Situada en el extremo norte del paseo del Born, la casa de Ca l’Ardiaca, más conocida como Can Pere Vallesa, es un ejemplo de la arquitectura barroca del siglo XVIII. La fachada de Ca l’Ardiaca, con su portal y balcón simétricos, muestra una racionalidad y armonía que eran características de la época, enriqueciendo el paisaje arquitectónico de Binissalem. La rectoría no es representativa a nivel patrimonial, ya que fue modificada en los años 60 del siglo XX, perdiéndose la configuración del antiguo casal.

Can Tous

Calle de la Concepció, 1-3

Can Tous es otro ejemplo de las casas barrocas, con una fachada que combina balcones y ventanas en disposición alterna. Destaca su porche, que incluye una ménsula de piedra utilizada para elevar sacos, un elemento funcional que también añade interés arquitectónico al diseño.

Can Sabater Casa Llorenç Villalonga. Museu Literari

Calle Bonaire, 25

Can Sabater (Casa Llorenç Villalonga. Museo Literario), situado en la calle Bonaire, 25, es un notable ejemplo de evolución arquitectónica en Binissalem. Su fachada, enriquecida con ventanas con estilización conopial en el dintel, muestra un estilo refinado.

Can Llorenç

Calle Pou Bo, 3

Can Llorenç, ubicado en el barrio del Pou Bo en Binissalem, destaca por su arquitectura del siglo XVII. Su fachada cuenta con muros antiguos recubiertos y exhibe un portal redondo con dovelas y carcanyols. Las sólidas jambas de piedra viva aportan un aire de robustez y elegancia. Las pequeñas ventanas y ventanucos de la planta baja son una característica cada vez más rara que le añade un toque distintivo y auténtico. Refleja la esencia del primitivismo arquitectónico de la época y constituye un valioso ejemplo del patrimonio histórico de Binissalem, conservando un legado arquitectónico único.

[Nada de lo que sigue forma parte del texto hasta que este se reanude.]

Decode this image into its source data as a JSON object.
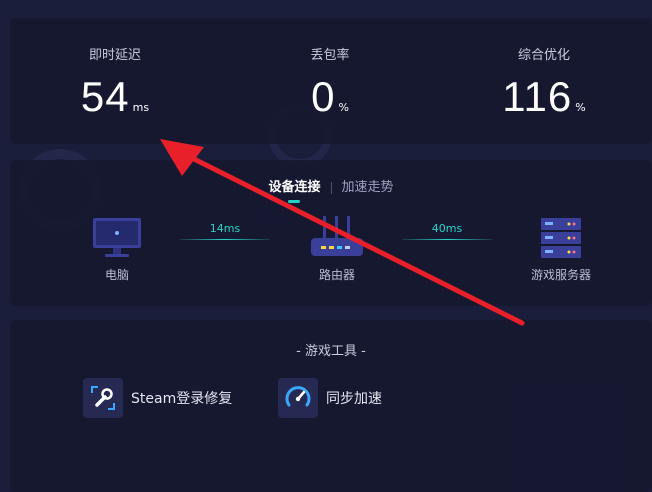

Can Moià, Can Julianoi y Can Garrover son tres casales que no se encuentran en el centro del pueblo. Can Moià está situado en el barrio de Sa Goleta, Can Julianoi también en Sa Goleta, junto a las vías del tren, y Can Garrover cerca del mismo barrio, pero en un camino rural. Los tres formaban parte del antiguo núcleo de Robines.

Otros casales se ubican en el centro del municipio y recogen en su mayoría algunas de las tipologías arquitectónicas mencionadas anteriormente. Un buen complemento de estas casas son las dependencias anexas, desde las cuales se abren grandes portones para la entrada de carros.

Otros casales recomendados para visitar en Binissalem son: Can Marquet, Can Barruf, Can Melcior, Can Quel, Cal Comte, Ca don Andreu (de propiedad municipal), Can Fumat y Can Morro.